Amid ever-growing regulatory tension, David Marcus, the co-creator of Libra and the head of Facebook’s blockchain division, has asserted that blockchain-based payments ecosystems are needed in today’s world.
Blockchain Payment Protocols Only True “Game Changer”
For many living in the western world, the fiat money system in place is fine. Millions of people in places like the United Kingdom and the United States have access to financial services that are easy to use and are price and time-efficient. Transactions made with card are cheap, many are free to invest what capital they have in equities markets to grow their wealth, and money can be sent to global entities within minutes through a platform like PayPal.
But, it isn’t like this for everyone. Those without a proper address, personal identification details, and characteristics/backgrounds that may be deemed “suspicious” by institutions are shut out of the banking system. Bitcoin educator Andreas Antonopoulos has told a story of an Iranian individual who has no affiliation to the country, having moved to America at a young age, that is unable to get access to a bank account specifically due to his background.

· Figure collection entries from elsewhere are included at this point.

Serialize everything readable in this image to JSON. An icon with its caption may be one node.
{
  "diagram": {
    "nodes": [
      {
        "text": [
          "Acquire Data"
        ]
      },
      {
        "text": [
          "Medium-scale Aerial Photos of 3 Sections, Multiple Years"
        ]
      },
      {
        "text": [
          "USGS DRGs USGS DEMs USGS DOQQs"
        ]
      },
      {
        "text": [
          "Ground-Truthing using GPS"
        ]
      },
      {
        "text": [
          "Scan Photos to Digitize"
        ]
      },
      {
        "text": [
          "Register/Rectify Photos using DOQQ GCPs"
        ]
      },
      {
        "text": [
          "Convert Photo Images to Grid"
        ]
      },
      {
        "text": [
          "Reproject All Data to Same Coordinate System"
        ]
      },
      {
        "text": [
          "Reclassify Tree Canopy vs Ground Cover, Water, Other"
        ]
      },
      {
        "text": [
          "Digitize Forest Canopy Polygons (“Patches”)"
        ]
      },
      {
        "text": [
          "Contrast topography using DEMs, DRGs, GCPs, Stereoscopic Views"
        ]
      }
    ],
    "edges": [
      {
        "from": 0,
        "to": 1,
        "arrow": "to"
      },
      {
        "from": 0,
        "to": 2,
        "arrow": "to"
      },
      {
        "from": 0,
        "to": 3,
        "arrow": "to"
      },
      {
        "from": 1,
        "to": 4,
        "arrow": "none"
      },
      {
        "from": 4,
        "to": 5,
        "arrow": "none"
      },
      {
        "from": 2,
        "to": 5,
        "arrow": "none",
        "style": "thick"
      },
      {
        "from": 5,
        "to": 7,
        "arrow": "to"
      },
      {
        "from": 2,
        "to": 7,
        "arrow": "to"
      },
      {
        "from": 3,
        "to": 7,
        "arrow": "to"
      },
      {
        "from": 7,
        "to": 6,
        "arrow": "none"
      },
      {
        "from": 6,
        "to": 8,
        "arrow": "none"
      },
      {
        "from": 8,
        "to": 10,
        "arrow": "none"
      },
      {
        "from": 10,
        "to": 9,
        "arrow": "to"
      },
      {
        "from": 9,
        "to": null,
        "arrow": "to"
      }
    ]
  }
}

To underserved individuals like the aforementioned, the fiat system isn’t working. This is why many believe Satoshi created Bitcoin; this is also why Facebook teamed up with some of the world’s largest corporations to build Libra, according to a recently-published blog post from David Marcus anyway.
In this extensive blog, Marcus asserted that Libra is integral in “changing the game for people”.
The former PayPal president firstly noted that using “existing [financial] rails” to build a fintech application “won’t reduce cost, open up the market to more innovation, nor lower the barrier of access to modern financial services as much as building a new infrastructure with a very stable, high quality global medium of exchange supporting it.”
Marcus then explained that Libra is an optimal solution to improve the financial system today, citing the fact that the blockchain will “enable wallets, merchants and services from all over the world to move value around at an incredibly low cost.”
This financial freedom, Marcus believes, will “greatly lower” the barrier of access to modern digital money and financial services, thus benefiting billions across the globe, who in turn will result in greater economic growth.
Libra Threatens Monetary Policy?
Regulators across the globe have seemingly paid no heed to Marcus’s points that Libra will only be a net benefit to the global economy. So little heed, in fact, that regulators and monetary authorities the world over have continued to bash the project as they believe it threatens fiat.
Earlier this month, the French finance ministry revealed to Reuters that both France and Germany — yes, the governments of those two E.U. behemoths — would be blocking Facebook’s Libra from being developed in their nations.
They asserted that “no private entity can claim monetary power, which is inherent to the sovereignty of nations.” It is also believed that France and Germany for Libra to be banned throughout the entirety of the Eurozone.
What’s funny is that some believe that the E.U.’s aversion to Libra is a sign of their lack of faith in the euro. Cathie Wood, the chief executive of disruption-centric portfolio manager/markets research firm ARK Invest, wrote that these moves to stave off Libra’s launch may be out of fear of the “long-term viability of the euro”.